Excerpt: LADY PAMELA BERRY by Harriet Cullen (Unicorn Publishing)

Something a little different, today: an excerpt from Harriet Cullen‘s Lady Pamela Berry. As someone with a professional interest in the Cold War, the mention of the Suez crisis in the synopsis for this book caught my attention.

The publisher was kind enough to let me share an excerpt related to that event, from the chapter “Muggeridge and Suez”. Berry was married to the owner of the Daily Telegraph in the United Kingdom, and was able to wield a considerable amount of influence over British politics and high society. During Anthony Eden’s premiership, Berry developed a feud with the PM’s wife, Clarissa.

Before we get to the excerpt, here’s the synopsis:

This is a biography lightened with the intimate tone of a social memoir, about a woman who was both a bystander and protagonist through some fifty years of twentieth-century British history. Pamela Berry was the daughter of the buccaneering and brilliant politician and lawyer, FE Smith, the first Earl of Birkenhead, and married the son of another self-made man, William Berry from South Wales, who became Viscount Camrose and the owner of a group of national newspapers, including the Daily Telegraph.

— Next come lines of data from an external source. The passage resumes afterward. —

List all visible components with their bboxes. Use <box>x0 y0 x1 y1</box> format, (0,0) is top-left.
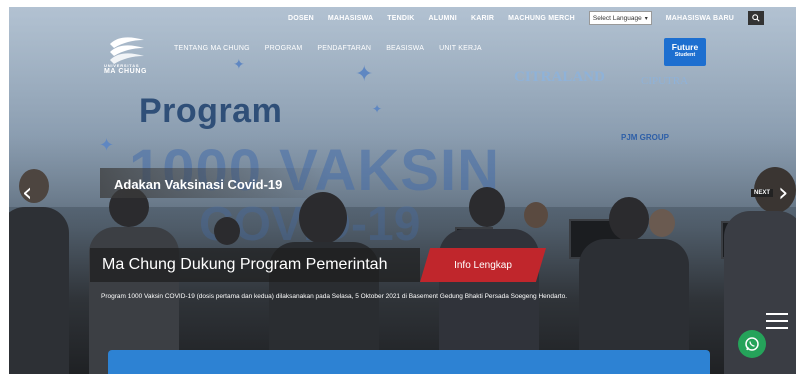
plus-decoration: ✦ <box>355 62 374 87</box>
plus-decoration: ✦ <box>99 135 115 156</box>
person-head <box>214 217 240 245</box>
main-nav-pendaftaran[interactable]: PENDAFTARAN <box>317 45 371 52</box>
hamburger-line <box>766 313 788 315</box>
hamburger-menu-icon[interactable] <box>766 313 788 339</box>
poster-title: Program <box>139 92 283 130</box>
plus-decoration: ✦ <box>372 102 383 116</box>
chevron-right-icon[interactable]: › <box>778 178 788 208</box>
top-nav: DOSEN MAHASISWA TENDIK ALUMNI KARIR MACH… <box>288 9 764 27</box>
main-nav: TENTANG MA CHUNG PROGRAM PENDAFTARAN BEA… <box>174 45 497 52</box>
main-nav-unit-kerja[interactable]: UNIT KERJA <box>439 45 482 52</box>
language-select-value: Select Language <box>592 14 642 22</box>
main-nav-program[interactable]: PROGRAM <box>265 45 303 52</box>
next-slide-label[interactable]: NEXT <box>751 189 774 197</box>
top-nav-alumni[interactable]: ALUMNI <box>429 15 457 22</box>
future-badge-title: Future <box>671 42 699 52</box>
main-nav-tentang[interactable]: TENTANG MA CHUNG <box>174 45 250 52</box>
logo-line-2: MA CHUNG <box>104 68 148 75</box>
top-nav-dosen[interactable]: DOSEN <box>288 15 314 22</box>
chevron-left-icon[interactable]: ‹ <box>22 178 32 208</box>
hamburger-line <box>766 327 788 329</box>
chevron-down-icon: ▾ <box>644 15 648 22</box>
slide-description: Program 1000 Vaksin COVID-19 (dosis pert… <box>101 293 567 300</box>
whatsapp-icon <box>745 337 759 351</box>
slide-caption-title: Ma Chung Dukung Program Pemerintah <box>102 256 388 273</box>
photo-crowd <box>9 167 796 374</box>
main-nav-beasiswa[interactable]: BEASISWA <box>386 45 424 52</box>
future-student-badge[interactable]: Future Student <box>664 38 706 66</box>
sponsor-logo-pjm: PJM GROUP <box>621 133 670 142</box>
person-head <box>299 192 347 244</box>
person-head <box>524 202 548 228</box>
language-select[interactable]: Select Language ▾ <box>588 11 652 25</box>
sponsor-logo-citraland: CITRALAND <box>514 69 605 85</box>
page: Program 1000 VAKSIN COVID-19 ✦ ✦ ✦ ✦ <box>0 0 796 374</box>
slide-ribbon-text: Adakan Vaksinasi Covid-19 <box>114 177 283 192</box>
person-body <box>9 207 69 374</box>
search-button[interactable] <box>747 11 764 25</box>
hamburger-line <box>766 320 788 322</box>
top-nav-tendik[interactable]: TENDIK <box>387 15 414 22</box>
person-head <box>649 209 675 237</box>
person-head <box>469 187 505 227</box>
top-nav-machung-merch[interactable]: MACHUNG MERCH <box>508 15 575 22</box>
info-lengkap-button[interactable]: Info Lengkap <box>420 248 546 282</box>
university-logo-text: UNIVERSITAS MA CHUNG <box>104 63 147 75</box>
person-head <box>609 197 649 241</box>
plus-decoration: ✦ <box>233 57 245 73</box>
top-nav-mahasiswa-baru[interactable]: MAHASISWA BARU <box>666 15 734 22</box>
future-badge-sub: Student <box>674 52 696 58</box>
top-nav-mahasiswa[interactable]: MAHASISWA <box>328 15 373 22</box>
sponsor-logo-ciputra: CIPUTRA <box>641 75 689 87</box>
whatsapp-button[interactable] <box>738 330 766 358</box>
bottom-panel <box>108 350 710 374</box>
info-lengkap-label: Info Lengkap <box>454 259 512 271</box>
top-nav-karir[interactable]: KARIR <box>471 15 494 22</box>
search-icon <box>752 14 760 22</box>
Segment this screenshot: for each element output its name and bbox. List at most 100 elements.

She had an unusually glamorous and precocious childhood, spoiled by her adoring father, and much photographed by Cecil Beaton. In her prime she used her position as a newspaper proprietor’s wife to become the most famous political and press hostess of her generation, harnessing her beauty and wit to influence successive governments, and was accused of wielding ‘petticoat power’ during the Suez crisis. She had a decade-long affair with Malcolm Muggeridge, became a vigorous promoter of British fashion, dragging it out of the dowdy fifties, and in later life was active in the museum world. Harriet Cullen has opened a window back into the remarkable story of her mother’s life from a rich cache of family diaries and letters, interweaving them with many other unpublished sources. It is revealing, in turns scathing and admiring, but always entertaining.